To make glider movements BulletPhysics interpolate final step results according reminder after division (timeStep / fixedTimeStep)
timeStep - the amount of time in seconds to step the simulation by. Typically you're going to be passing it the time since you last called it.
maxSubSteps - the maximum number of steps that Bullet is allowed to take each time you call it.
fixedTimeStep - regulates resolution of the simulation. If your balls penetrates your walls instead of colliding with them try to decrease it.

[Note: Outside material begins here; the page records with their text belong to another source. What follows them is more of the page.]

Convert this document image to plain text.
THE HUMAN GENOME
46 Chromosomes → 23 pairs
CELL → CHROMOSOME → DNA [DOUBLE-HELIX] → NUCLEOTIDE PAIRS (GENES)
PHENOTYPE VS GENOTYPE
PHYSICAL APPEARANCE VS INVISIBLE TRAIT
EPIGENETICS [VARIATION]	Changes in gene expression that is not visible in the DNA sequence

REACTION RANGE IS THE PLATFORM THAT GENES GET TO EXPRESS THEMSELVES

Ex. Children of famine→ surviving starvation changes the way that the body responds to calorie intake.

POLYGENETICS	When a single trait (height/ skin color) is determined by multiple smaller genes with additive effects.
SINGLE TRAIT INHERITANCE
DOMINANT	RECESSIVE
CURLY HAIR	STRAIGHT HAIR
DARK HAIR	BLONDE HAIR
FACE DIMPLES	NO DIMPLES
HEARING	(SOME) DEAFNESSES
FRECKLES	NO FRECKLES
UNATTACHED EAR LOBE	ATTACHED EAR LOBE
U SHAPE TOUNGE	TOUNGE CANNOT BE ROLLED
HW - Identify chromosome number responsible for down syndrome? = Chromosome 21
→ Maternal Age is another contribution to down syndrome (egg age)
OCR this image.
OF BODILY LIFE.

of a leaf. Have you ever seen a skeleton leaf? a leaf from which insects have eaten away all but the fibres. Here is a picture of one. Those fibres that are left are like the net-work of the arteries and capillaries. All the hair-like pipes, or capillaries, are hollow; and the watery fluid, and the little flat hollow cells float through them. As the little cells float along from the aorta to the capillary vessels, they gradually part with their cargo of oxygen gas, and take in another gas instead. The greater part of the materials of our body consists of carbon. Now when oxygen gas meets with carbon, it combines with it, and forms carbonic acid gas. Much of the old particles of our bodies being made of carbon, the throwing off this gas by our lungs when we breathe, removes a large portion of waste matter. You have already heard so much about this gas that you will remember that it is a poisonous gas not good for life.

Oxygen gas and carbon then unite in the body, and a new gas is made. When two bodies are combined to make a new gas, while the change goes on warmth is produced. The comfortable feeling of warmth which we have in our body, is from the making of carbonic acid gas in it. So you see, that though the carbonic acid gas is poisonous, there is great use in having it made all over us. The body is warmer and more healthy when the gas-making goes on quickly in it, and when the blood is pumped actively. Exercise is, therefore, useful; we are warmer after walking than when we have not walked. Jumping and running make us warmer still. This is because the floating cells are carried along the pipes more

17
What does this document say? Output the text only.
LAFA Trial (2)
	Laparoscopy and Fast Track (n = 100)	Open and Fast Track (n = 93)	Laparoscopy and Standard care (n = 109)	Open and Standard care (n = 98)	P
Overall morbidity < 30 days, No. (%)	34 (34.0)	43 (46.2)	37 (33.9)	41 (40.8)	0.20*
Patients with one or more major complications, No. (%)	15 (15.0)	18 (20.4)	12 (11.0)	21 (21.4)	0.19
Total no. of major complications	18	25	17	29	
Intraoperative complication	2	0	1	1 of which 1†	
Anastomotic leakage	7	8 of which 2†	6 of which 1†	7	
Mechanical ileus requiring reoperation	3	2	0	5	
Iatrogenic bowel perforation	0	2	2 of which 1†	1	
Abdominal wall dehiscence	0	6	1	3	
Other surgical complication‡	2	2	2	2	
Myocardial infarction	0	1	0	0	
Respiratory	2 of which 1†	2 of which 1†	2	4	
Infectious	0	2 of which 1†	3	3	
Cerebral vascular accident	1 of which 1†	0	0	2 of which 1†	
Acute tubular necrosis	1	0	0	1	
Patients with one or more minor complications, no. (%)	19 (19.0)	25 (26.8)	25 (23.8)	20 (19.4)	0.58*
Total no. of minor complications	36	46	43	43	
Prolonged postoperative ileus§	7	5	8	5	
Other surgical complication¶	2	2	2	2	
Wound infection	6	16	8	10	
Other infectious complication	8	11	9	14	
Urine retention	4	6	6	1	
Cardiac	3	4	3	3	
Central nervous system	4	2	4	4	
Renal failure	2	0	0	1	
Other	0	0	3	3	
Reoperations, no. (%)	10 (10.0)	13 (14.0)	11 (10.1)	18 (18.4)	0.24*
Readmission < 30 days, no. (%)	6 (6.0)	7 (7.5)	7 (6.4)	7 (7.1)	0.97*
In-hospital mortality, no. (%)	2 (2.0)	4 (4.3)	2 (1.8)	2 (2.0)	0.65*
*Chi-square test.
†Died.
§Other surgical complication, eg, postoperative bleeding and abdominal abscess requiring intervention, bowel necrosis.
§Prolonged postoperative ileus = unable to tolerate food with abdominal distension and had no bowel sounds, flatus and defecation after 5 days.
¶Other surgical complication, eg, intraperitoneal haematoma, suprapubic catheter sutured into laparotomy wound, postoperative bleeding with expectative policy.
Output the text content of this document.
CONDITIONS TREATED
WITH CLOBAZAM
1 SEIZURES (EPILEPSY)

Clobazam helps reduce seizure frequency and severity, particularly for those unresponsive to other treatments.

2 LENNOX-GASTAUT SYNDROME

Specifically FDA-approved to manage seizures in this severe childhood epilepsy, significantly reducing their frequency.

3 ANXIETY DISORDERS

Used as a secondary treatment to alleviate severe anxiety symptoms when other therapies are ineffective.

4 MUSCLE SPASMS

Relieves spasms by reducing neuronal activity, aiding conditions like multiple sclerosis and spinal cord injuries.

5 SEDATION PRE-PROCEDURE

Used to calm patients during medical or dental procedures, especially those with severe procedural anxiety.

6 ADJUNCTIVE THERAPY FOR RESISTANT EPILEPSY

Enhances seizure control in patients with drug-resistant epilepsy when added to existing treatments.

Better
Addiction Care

Here i would like to address the issue in Proxy's answer about special meaning of value 1 for maxSubSteps. There is only one special value, that is 0 and you most likely don't want to use it because then simulation will go with non-constant time step. All other values are the same. Let's have a look at the actual code:
if (maxSubSteps)
{
m_localTime += timeStep;
...
if (m_localTime >= fixedTimeStep)
{
numSimulationSubSteps = int(m_localTime / fixedTimeStep);
m_localTime -= numSimulationSubSteps * fixedTimeStep;
}
}
...
if (numSimulationSubSteps)
{
//clamp the number of substeps, to prevent simulation grinding spiralling down to a halt
int clampedSimulationSteps = (numSimulationSubSteps > maxSubSteps) ? maxSubSteps : numSimulationSubSteps;
...
for (int i = 0; i < clampedSimulationSteps; i++)
{
internalSingleStepSimulation(fixedTimeStep);
synchronizeMotionStates();
}
}
So, there is nothing special about maxSubSteps equal to 1. You should really abide this formula timeStep < maxSubSteps * fixedTimeStep if you don't want to lose time.